The Government offers an alternate explanation for the district court’s dismissal: that there is no available cause of action that would permit California Palms and Rucci to seek disclosure of the warrant affidavits. It construes this case as brought under Federal Rule of Criminal Procedure 41(g) and, in turn, argues that Rule 41(g) does not allow a party to seek disclosure of warrant affidavits as a remedy when there has been no criminal indictment. Rule 41(g) allows “[a] person aggrieved by an unlawful search and seizure of property or by the deprivation of property [to] move for the property’s return.” When a party files a civil complaint citing Rule 41(g) in certain circumstances (typically after a criminal proceeding has concluded), courts construe the proceeding as a civil action in equity. See Allen v. Grist Mill Cap., LLC, 88 F.4th 383, 394 (2d Cir. 2023).

In any event, the problem with the Government’s alternate explanation is that the absence of an applicable cause of action cannot be the basis for a sua sponte dismissal for lack of subject matter jurisdiction. Rule 12(h)(3) of the Federal Rules of Civil Procedure mandates sua sponte dismissal “[i]f the court determines at any time that it lacks subject-matter jurisdiction.” But as the Supreme Court explained long ago in Bell v. Hood, the lack of a cause of action is not jurisdictional:

[I]t is well settled that the failure to state a proper cause of action calls for a judgment on the merits and not for a dismissal for want of jurisdiction. Whether the complaint states a cause of action on which relief could be granted is a question of law . . . [that] must be decided after and not before the court has assumed jurisdiction over the controversy.

327 U.S. 678, 682 (1946). Or as the Court explained decades later, “the absence of a valid (as opposed to arguable) cause of action does not implicate subject-matter jurisdiction, i.e., the courts’ statutory or constitutional power to adjudicate the case.” Steel Co. v. Citizens for a Better Env., 523 U.S. 83, 89 (1998). This distinction is also evident in the Supreme Court’s jurisprudence on implied private rights of action. For example, in Stoneridge Investment Partners, LLC v. Scientific-Atlanta, the Court upheld a dismissal for failure to state a claim when No. 24-4101 California Palms et al. v. United States Page 7

it found that the plaintiffs could not avail themselves of an implied right of action in Section 10(b) of the Social Security Act. See 552 U.S. 148, 152, 155, 165–67 (2008). Crucial to this example for present purposes is that a defendant had to file a motion to dismiss for failure to state a claim before the district court could dismiss the case for lack of a cause of action. See id. at 155. Simply put, Rule 12 does not allow for sua sponte dismissal for failure to state a claim. Compare Fed. R. Civ. P. Rule 12(h)(3), with Rule 12(b).

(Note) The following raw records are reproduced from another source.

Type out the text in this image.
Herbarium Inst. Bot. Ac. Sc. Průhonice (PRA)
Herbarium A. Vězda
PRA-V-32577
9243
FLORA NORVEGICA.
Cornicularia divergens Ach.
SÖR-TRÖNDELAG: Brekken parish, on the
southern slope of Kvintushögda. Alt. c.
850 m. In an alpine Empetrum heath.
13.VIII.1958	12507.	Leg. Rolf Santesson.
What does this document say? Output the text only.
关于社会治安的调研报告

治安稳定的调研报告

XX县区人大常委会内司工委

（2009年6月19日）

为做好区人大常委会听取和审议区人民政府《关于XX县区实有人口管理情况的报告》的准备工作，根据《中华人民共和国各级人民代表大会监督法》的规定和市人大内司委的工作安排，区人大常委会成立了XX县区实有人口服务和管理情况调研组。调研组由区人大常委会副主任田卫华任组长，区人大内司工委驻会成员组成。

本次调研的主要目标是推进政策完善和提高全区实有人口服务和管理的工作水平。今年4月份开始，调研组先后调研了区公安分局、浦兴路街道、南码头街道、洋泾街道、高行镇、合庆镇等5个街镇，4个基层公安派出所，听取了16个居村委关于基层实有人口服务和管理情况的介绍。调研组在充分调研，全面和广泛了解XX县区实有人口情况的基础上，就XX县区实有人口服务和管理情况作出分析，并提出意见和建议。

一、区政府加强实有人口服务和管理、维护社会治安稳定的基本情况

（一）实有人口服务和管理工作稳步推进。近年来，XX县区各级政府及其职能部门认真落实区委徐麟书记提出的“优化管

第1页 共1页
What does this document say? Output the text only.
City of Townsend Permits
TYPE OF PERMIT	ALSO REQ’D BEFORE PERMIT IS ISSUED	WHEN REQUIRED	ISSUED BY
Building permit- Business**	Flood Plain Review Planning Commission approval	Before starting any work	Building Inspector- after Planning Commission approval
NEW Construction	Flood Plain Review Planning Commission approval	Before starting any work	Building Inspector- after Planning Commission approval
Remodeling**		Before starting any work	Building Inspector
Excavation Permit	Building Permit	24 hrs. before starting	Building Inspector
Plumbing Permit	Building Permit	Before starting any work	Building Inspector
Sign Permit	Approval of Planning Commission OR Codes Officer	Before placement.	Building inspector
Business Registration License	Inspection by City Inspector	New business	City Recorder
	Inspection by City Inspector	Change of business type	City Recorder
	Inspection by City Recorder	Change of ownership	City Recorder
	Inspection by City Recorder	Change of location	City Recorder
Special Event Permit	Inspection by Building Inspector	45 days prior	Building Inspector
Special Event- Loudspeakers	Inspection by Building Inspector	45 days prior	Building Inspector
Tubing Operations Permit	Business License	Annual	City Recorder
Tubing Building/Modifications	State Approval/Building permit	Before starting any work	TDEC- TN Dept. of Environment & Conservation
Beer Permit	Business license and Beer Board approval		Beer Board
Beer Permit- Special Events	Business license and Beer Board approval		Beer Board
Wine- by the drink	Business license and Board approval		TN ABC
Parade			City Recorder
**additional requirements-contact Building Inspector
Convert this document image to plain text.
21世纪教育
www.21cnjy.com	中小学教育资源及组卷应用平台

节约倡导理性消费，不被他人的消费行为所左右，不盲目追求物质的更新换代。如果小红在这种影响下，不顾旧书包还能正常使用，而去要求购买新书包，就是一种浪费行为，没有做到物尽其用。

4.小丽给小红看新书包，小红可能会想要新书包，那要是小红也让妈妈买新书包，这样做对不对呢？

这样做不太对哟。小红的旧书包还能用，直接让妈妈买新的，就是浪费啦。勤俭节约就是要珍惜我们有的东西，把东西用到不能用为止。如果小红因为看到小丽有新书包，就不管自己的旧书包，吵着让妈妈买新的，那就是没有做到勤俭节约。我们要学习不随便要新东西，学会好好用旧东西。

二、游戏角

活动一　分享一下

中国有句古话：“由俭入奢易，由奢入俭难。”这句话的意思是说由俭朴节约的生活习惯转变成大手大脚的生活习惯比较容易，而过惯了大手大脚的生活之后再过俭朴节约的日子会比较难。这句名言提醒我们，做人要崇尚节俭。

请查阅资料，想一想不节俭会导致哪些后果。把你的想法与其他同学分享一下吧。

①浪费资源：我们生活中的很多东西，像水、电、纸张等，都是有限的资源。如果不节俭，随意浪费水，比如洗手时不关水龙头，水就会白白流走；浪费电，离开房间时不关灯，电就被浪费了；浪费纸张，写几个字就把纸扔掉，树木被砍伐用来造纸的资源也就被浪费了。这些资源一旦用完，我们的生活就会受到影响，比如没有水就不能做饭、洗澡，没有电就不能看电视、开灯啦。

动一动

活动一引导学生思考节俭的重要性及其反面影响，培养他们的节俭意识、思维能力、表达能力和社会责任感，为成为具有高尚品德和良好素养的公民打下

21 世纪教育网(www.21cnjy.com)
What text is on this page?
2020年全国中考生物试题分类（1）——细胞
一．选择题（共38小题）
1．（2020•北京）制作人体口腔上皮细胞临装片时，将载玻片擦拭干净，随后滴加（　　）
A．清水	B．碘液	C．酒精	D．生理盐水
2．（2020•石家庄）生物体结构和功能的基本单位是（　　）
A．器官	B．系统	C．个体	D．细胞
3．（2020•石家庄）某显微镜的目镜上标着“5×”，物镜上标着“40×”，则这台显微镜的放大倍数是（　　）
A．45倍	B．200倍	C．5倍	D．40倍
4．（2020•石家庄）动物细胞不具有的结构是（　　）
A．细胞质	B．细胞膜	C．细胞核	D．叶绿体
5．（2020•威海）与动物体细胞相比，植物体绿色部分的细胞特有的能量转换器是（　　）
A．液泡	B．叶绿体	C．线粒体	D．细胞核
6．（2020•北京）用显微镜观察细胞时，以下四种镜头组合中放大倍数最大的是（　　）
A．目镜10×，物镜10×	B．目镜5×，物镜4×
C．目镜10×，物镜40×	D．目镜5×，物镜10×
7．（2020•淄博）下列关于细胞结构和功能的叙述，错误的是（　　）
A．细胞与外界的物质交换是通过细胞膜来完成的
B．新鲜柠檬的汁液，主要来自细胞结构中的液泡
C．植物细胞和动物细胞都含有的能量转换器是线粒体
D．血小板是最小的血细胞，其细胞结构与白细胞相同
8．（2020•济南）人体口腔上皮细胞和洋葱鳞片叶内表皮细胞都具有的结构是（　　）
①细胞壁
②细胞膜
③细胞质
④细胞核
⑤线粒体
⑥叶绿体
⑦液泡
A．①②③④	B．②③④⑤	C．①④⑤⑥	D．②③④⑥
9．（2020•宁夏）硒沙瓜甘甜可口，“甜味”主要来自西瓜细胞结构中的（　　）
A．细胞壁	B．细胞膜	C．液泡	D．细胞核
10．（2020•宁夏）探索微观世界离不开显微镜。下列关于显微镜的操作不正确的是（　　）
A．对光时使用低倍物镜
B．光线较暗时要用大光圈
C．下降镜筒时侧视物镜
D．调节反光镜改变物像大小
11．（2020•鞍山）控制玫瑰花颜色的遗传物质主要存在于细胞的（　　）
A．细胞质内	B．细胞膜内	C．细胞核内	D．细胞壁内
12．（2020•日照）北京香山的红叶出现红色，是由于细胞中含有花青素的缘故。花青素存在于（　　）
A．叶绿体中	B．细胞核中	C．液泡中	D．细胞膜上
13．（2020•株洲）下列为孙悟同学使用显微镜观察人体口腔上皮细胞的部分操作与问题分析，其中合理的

In Stewart v. Martin, we vacated a district court’s dismissal when a similar issue arose. See 143 F.4th 675, 680––83, 685 (6th Cir. 2025). Following a jury trial regarding distributions from a trust, a defendant moved for relief from the jury’s verdict on the ground that the plaintiffs lacked a viable cause of action under applicable Ohio law. See id. at 680. The district court granted the motion and dismissed the case, reasoning that the plaintiffs lacked a cause of action against the defendant and, as a result, the case lacked Article III standing. See id. at 680–81. As we explained before vacating the dismissal, “[e]ven if the plaintiffs lacked a cause of action to challenge [the defendant]’s distributions, the district court had subject-matter jurisdiction to decide this case.” Id. at 682.

The Government argues that California Palms and Rucci lack a cause of action to seek disclosure of the warrant affidavits, but we generally do not address the merits of such an issue before the district court has ruled on it. See id. at 681–85. Should the Government choose to raise this argument in the district court, it must do so on an appropriate dispositive motion under Rule 12 or Rule 56. Yet regardless of what the district court decides and in what procedural posture, it must rule on California Palms and Rucci’s request for disclosure of the warrant affidavits, because that request is not moot. A finding of mootness must be based on a factual occurrence in the world, not the legal unavailability of a remedy. See Carras, 807 F.2d at 1289.

IV. CONCLUSION

For the foregoing reasons, the district court’s order is hereby VACATED to the extent it dismisses the claim for disclosure of the warrant affidavits as moot. This matter is REMANDED to the district court for further proceedings in accordance with this opinion.